Air quality in urban environments

Air quality in urban environments

R E Hester and R M Harrison (eds)

Cambridge, UK: RSC Publishing 2009 | 162pp | ?54.95 (HB)

ISBN 9781847559074

Reviewed by Paul Seakins

REVIEWS-58b-180

Hester and Harrison have brought together topical reviews on a number of issues in urban air quality to provide a volume that will be of interest and relevance to a variety of researchers and practitioners in air quality, health and local government. 

The volume begins with an introductory chapter introducing the issues around urban air quality and the relationships between air quality, emissions and meteorology. Three chapters then follow looking at urban meteorology, chemical processes and particulate matter.
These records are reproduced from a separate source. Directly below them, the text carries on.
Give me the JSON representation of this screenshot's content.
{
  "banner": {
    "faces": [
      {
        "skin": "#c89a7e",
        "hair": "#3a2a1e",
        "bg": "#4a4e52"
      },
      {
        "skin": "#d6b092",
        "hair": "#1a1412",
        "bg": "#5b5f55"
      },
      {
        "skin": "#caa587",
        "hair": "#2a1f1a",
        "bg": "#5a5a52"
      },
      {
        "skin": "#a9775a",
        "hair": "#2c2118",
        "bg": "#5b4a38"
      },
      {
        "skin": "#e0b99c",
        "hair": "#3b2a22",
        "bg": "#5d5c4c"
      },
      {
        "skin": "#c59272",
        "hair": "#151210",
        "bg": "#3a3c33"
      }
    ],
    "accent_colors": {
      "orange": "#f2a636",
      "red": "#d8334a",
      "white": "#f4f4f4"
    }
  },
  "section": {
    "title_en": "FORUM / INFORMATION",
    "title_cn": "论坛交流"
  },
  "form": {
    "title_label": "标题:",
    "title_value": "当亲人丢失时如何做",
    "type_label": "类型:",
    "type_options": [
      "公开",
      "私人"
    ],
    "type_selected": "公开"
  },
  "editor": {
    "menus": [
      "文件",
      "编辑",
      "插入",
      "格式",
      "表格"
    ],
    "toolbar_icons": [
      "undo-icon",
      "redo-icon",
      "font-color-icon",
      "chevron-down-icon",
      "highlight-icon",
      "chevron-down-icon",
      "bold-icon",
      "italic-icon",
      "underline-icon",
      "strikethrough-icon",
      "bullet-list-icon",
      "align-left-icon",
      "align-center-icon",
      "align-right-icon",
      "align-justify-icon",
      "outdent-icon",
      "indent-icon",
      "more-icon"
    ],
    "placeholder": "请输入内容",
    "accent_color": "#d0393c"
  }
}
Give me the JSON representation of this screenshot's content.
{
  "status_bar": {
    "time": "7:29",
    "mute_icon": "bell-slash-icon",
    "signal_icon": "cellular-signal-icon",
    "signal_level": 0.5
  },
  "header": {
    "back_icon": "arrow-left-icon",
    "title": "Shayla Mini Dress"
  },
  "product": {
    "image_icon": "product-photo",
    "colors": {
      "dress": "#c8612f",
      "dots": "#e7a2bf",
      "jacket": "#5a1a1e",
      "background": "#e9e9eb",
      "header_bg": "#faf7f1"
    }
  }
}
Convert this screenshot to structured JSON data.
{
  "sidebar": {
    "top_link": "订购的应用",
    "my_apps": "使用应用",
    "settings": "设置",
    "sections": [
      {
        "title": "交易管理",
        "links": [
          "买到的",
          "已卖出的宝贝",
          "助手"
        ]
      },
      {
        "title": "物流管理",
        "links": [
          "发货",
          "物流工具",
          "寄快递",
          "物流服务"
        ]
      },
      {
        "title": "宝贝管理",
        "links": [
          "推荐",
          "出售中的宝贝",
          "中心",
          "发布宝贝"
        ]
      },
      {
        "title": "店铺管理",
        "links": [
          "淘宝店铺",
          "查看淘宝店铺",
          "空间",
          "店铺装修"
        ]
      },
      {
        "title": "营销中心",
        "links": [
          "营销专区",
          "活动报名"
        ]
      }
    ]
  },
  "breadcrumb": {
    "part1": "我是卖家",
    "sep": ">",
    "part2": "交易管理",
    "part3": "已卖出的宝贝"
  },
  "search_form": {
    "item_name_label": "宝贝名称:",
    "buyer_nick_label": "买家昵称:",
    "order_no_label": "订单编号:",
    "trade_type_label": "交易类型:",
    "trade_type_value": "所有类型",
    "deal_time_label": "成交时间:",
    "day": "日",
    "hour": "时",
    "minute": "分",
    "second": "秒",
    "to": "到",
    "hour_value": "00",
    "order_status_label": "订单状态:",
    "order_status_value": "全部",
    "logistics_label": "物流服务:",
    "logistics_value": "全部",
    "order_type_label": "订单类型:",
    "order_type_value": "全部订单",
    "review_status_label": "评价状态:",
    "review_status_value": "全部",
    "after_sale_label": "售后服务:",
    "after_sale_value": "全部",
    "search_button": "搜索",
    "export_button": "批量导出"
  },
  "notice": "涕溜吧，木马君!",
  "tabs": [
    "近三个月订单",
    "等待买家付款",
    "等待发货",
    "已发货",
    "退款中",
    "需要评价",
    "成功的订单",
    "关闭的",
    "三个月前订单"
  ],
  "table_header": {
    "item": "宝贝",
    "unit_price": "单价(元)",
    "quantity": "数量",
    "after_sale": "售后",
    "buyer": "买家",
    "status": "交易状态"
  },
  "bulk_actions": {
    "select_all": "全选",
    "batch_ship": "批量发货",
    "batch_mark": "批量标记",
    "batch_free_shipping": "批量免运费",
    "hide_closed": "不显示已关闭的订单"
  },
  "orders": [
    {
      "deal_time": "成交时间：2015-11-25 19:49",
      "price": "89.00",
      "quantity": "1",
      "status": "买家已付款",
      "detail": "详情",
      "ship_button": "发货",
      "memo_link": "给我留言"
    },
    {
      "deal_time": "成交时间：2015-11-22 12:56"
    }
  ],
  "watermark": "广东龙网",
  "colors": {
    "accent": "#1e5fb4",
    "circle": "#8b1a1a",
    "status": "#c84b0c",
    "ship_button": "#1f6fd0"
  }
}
These chapters provide a good introduction to the topics, accessible to the relevant audience and with comprehensive and up to date referencing for further reading.

The final chapters of the book will be particularly useful to atmospheric chemists, as they provide an excellent link between the compositional and mechanistic studies that are such a strong feature of UK research, and health and policy impacts that provide the underpinning rationale for such research. Sotiris Vardoulakis discusses human exposure, highlighting the importance of the indoor as well as outdoor environments, Robert Maynard provides an excellent discussion of health effects (with a set of references that will be a boon to grant writers for many years to come!) and finally Martin Williams discusses the links between air quality and policy.

The absence of a specific chapter on urban emissions (indoor and outdoor) is perhaps the major weakness of this volume. Road traffic is the accepted major outdoor source of pollution in developed urban environments, but other sources are important. The introductions to several chapters mention the importance of megacities in the developing world (which are likely to have very different emissions profiles to their counterparts in the developed world), yet the chapter contents focus almost exclusively on developed cities. This may reflect the lack of research on megacities.